07/06/2018

V.I.E : l'international comme alternative aux marchés matures

Présent dans 90 pays au travers de 40 filiales et d’un réseau de distributeurs, Bioderma connaît parfaitement les enjeux de l’internationalisation pour en avoir fait le socle de sa croissance.

Amorcé il y a près de 20 ans, ce développement mondial s’est appuyé sur le volontariat international comme méthode de recrutement.
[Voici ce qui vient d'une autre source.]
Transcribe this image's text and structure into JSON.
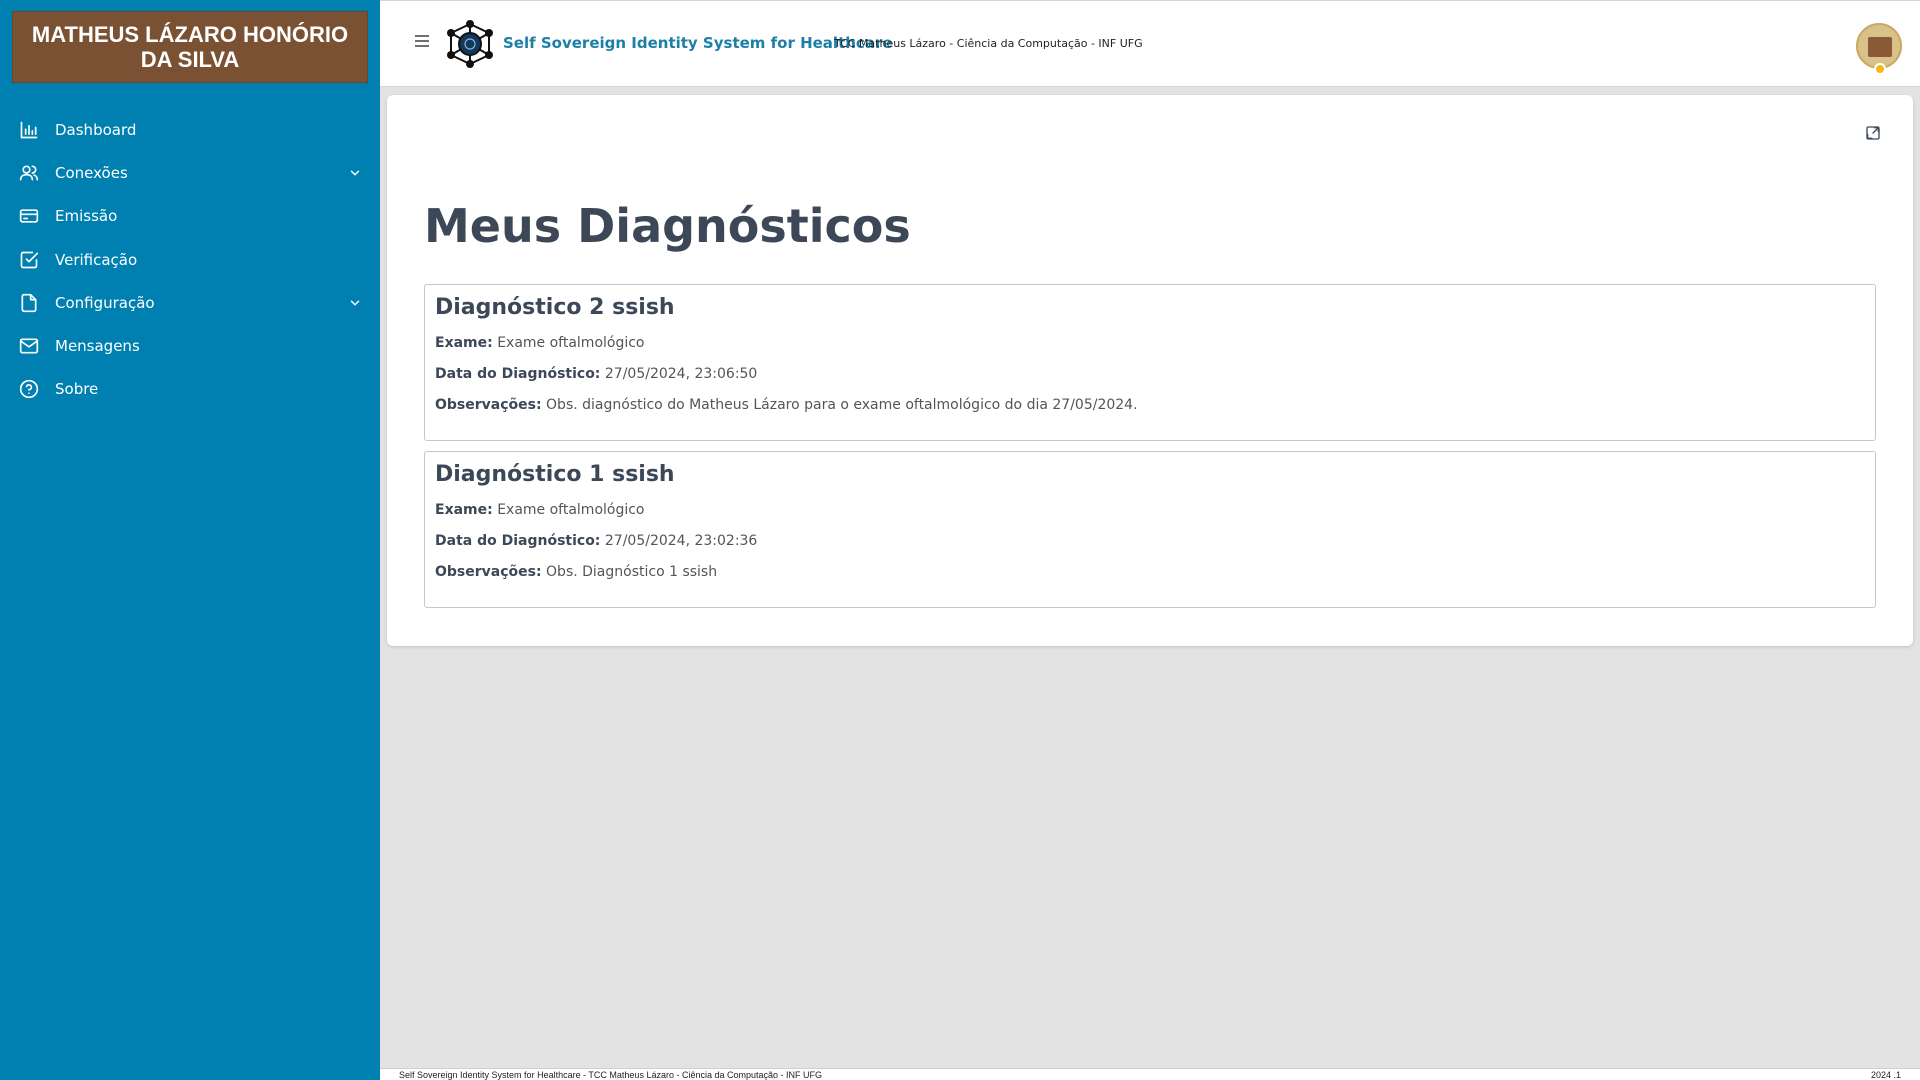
{
  "sidebar": {
    "user_name": "MATHEUS LÁZARO HONÓRIO DA SILVA",
    "items": [
      {
        "label": "Dashboard",
        "icon": "bar-chart-icon"
      },
      {
        "label": "Conexões",
        "icon": "users-icon",
        "expandable": true
      },
      {
        "label": "Emissão",
        "icon": "credit-card-icon"
      },
      {
        "label": "Verificação",
        "icon": "check-square-icon"
      },
      {
        "label": "Configuração",
        "icon": "file-icon",
        "expandable": true
      },
      {
        "label": "Mensagens",
        "icon": "mail-icon"
      },
      {
        "label": "Sobre",
        "icon": "help-circle-icon"
      }
    ]
  },
  "header": {
    "app_title": "Self Sovereign Identity System for Healthcare",
    "subtitle": "TCC Matheus Lázaro - Ciência da Computação - INF UFG"
  },
  "main": {
    "title": "Meus Diagnósticos",
    "diagnostics": [
      {
        "title": "Diagnóstico 2 ssish",
        "exam_label": "Exame:",
        "exam": "Exame oftalmológico",
        "date_label": "Data do Diagnóstico:",
        "date": "27/05/2024, 23:06:50",
        "obs_label": "Observações:",
        "obs": "Obs. diagnóstico do Matheus Lázaro para o exame oftalmológico do dia 27/05/2024."
      },
      {
        "title": "Diagnóstico 1 ssish",
        "exam_label": "Exame:",
        "exam": "Exame oftalmológico",
        "date_label": "Data do Diagnóstico:",
        "date": "27/05/2024, 23:02:36",
        "obs_label": "Observações:",
        "obs": "Obs. Diagnóstico 1 ssish"
      }
    ]
  },
  "footer": {
    "left": "Self Sovereign Identity System for Healthcare - TCC Matheus Lázaro - Ciência da Computação - INF UFG",
    "right": "2024 .1"
  },
  "colors": {
    "sidebar_bg": "#0080b0",
    "profile_bg": "#7a5233",
    "accent": "#1d7fa6",
    "page_bg": "#e3e3e3"
  }
}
Pour Lucie Guionie, Marketing manager pour la filiale belge, ce choix d’exporter s’explique parfaitement : « En Europe, le marché des soins dermatologiques est mature. La stratégie de Bioderma est d’attaquer des marchés neufs pour devenir une marque pionnière dans des zones telles que l’Europe de l’Est, ou encore l’Amérique du Sud, l’Asie et les États-Unis. » Cette position favorable à l’international s’est aussi construite grâce au recours à des volontaires internationaux. « Qu’ils soient pharmaciens ou issus d’une filière courte, les V.I.E représentent un risque financier moins élevé pour un potentiel équivalent. Dotés d’un haut degré de maturité et de motivation, les volontaires se voient comme des acteurs de l’entreprise. Comme nous, ils espèrent que leur mission se transforme en contrat. En favorisant la détection de talents, le volontariat est devenu un levier clé de notre recrutement. »

« Nos missions de 2 ans (après renouvellement) nous permettent de construire une relation de longue durée. Les V.I.E sont formés et intègrent des méthodes de travail. Même si les responsabilités sont rapidement importantes. Parfois nos volontaires sont engagés à des postes stratégiques à l’issue même de leur mission ! » À n’en pas douter, le V.I.E constitue un tremplin.

« J’ai davantage apris ici qu'en réalisant une 3ème année d'étude. » Axelle Fitamant, Graphic designer pour Bioderma dont la croissance est 2 fois plus élevée à l’international qu’en France. 

"À l’obtention de mon BTS Design graphique, je n’avais qu’un projet: travailler à l’étranger ! Sans la formule V.I.E, cela aurait été impossible. Pour Bioderma, je suis en charge de la création de multiples supports visuels (brochures, PLV, meubles de pharmacies, vitrauphanies pour les vitrines, animations vidéo…). Et j’ai davantage appris ici qu’en réalisant une 3e année d’étude. Le statut de volontaire est aussi plus sécurisant que celui de graphiste freelance – option choisie par beaucoup d’autres de ma promotion. J’ai par ailleurs acquis une nouvelle vision du métier. Désormais rigoureux et organisé, mon travail créatif prend en compte les impératifs de l’entreprise tant en termes de délais que d’enjeux. Faisant partie d’une équipe marketing, je me dois de répondre à des demandes très variées. Aussi, j’acquiers en continu de nouvelles compétences, notamment en photographie et en créations pour les réseaux sociaux. Grâce au volontariat, je possède aujourd’hui des compétences fortes et un solide avantage sur le marché du travail."